Just simulate a virtual memory, overload the array index operator, []
Find a quicksort implementation that sorts an array in C++ or C#. overload the indexer operator [] which will read from and save to file. That way, you can just plug existing sort algorithms, you just change what happens behind the scenes on those []
here's one example of simulating virtual memory on C#
source: http://msdn.microsoft.com/en-us/library/aa288465(VS.71).aspx
// indexer.cs
// arguments: indexer.txt
using System;
using System.IO;
// Class to provide access to a large file
// as if it were a byte array.
public class FileByteArray
{
Stream stream; // Holds the underlying stream
// used to access the file.
// Create a new FileByteArray encapsulating a particular file.
public FileByteArray(string fileName)
{
stream = new FileStream(fileName, FileMode.Open);
}
// Close the stream. This should be the last thing done
// when you are finished.
public void Close()
{
stream.Close();
stream = null;
}
// Indexer to provide read/write access to the file.

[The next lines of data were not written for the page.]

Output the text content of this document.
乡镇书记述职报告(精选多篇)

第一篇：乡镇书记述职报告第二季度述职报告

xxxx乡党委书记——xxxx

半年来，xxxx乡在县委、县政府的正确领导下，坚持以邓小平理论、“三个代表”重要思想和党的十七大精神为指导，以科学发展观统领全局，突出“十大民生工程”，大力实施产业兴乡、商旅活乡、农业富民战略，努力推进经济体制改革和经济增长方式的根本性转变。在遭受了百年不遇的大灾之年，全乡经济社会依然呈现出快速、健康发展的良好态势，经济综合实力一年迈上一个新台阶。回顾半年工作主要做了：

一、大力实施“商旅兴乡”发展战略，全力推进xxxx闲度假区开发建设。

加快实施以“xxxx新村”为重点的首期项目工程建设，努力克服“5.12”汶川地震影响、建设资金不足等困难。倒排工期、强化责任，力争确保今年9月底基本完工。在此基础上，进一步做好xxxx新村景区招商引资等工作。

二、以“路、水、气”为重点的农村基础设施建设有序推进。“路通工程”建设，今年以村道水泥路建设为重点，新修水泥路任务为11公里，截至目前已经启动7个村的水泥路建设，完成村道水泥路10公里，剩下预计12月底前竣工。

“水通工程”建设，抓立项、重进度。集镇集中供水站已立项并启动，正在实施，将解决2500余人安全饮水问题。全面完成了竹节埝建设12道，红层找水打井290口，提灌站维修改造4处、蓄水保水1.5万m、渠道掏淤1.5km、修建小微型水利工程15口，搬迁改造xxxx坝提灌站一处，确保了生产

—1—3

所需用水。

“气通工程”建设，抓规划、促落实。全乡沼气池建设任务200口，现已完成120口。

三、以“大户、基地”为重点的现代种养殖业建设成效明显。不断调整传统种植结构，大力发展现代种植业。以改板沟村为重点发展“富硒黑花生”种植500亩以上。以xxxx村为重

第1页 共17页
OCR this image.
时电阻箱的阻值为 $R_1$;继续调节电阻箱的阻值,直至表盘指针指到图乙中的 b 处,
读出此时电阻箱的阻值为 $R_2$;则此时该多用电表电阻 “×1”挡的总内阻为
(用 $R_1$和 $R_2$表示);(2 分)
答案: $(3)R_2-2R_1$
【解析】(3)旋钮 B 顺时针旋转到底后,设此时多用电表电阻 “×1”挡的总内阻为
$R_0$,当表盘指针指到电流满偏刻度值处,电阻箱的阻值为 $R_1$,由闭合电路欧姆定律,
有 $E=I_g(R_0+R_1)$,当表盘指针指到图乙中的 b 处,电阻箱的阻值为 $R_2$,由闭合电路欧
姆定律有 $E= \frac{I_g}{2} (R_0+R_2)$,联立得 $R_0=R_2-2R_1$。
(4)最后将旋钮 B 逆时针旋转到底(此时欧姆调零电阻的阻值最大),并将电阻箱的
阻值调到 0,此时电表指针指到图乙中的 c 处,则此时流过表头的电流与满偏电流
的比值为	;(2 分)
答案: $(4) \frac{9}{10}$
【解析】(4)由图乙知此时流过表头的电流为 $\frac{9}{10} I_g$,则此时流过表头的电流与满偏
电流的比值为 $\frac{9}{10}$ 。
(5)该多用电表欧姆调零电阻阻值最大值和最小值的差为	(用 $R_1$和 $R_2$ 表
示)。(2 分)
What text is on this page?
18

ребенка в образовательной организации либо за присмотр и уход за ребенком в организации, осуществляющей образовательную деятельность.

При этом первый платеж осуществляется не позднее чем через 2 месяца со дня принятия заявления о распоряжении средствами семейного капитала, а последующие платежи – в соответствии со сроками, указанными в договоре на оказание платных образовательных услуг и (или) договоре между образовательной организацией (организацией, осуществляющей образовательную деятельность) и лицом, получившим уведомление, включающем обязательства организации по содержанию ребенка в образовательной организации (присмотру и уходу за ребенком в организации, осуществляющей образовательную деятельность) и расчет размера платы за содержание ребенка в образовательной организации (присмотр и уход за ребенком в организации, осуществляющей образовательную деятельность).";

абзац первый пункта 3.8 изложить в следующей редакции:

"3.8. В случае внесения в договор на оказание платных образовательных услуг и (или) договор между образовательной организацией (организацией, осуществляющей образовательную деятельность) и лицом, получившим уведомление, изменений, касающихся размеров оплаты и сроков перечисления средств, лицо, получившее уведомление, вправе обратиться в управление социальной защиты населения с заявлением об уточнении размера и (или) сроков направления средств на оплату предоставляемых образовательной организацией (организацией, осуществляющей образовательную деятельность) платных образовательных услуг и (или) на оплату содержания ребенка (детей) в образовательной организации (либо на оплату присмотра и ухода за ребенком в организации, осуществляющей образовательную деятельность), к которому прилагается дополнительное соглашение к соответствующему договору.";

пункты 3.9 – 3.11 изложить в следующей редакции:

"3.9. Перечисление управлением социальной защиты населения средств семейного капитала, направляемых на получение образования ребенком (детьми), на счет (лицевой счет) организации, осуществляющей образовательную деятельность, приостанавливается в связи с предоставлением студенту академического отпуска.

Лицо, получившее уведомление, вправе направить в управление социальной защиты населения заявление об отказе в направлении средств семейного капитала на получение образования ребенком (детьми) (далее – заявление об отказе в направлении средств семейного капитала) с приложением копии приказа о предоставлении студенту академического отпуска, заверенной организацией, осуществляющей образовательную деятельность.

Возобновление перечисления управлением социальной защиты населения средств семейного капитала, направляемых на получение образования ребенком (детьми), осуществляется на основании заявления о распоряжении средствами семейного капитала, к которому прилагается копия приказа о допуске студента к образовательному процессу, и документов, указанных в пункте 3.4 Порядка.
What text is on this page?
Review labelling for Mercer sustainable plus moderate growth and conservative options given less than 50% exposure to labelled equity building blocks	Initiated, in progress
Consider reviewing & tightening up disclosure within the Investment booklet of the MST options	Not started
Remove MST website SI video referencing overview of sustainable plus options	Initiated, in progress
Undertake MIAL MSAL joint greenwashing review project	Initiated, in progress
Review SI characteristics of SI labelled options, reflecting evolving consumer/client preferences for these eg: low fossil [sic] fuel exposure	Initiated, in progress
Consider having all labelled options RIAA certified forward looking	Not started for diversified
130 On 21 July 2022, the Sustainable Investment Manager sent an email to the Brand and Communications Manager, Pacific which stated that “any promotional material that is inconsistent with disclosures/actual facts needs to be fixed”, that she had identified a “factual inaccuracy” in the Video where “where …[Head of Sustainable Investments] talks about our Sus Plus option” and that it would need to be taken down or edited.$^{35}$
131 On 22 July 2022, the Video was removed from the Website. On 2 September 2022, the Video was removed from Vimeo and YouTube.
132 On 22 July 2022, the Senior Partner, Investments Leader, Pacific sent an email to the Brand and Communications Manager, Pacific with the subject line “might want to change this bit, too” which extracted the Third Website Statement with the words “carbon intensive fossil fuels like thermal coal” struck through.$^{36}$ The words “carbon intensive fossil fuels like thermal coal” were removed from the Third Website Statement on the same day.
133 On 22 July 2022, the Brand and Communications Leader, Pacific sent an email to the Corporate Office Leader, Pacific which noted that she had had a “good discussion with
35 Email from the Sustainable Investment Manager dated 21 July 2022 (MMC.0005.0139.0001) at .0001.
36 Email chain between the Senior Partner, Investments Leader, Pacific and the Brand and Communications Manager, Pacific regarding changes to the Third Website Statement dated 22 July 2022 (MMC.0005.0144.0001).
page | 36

public byte this[long index] // long is a 64-bit integer
{
// Read one byte at offset index and return it.
get
{
byte[] buffer = new byte[1];
stream.Seek(index, SeekOrigin.Begin);
stream.Read(buffer, 0, 1);
return buffer[0];
}
// Write one byte at offset index and return it.
set
{
byte[] buffer = new byte[1] {value};
stream.Seek(index, SeekOrigin.Begin);
stream.Write(buffer, 0, 1);
}
}
// Get the total length of the file.
public long Length
{
get
{
return stream.Seek(0, SeekOrigin.End);
}
}
}
// Demonstrate the FileByteArray class.
// Reverses the bytes in a file.
public class Reverse
{
public static void Main(String[] args)
{
// Check for arguments.
if (args.Length == 0)
{
Console.WriteLine("indexer <filename>");
return;
}
FileByteArray file = new FileByteArray(args[0]);
long len = file.Length;
// Swap bytes in the file to reverse it.
for (long i = 0; i < len / 2; ++i)
{
byte t;
// Note that indexing the "file" variable invokes the
// indexer on the FileByteStream class, which reads
// and writes the bytes in the file.
t = file[i];
file[i] = file[len - i - 1];
file[len - i - 1] = t;
}
file.Close();
}
}
Use the above code to roll your own array class. Then just use any array sorting algorithms.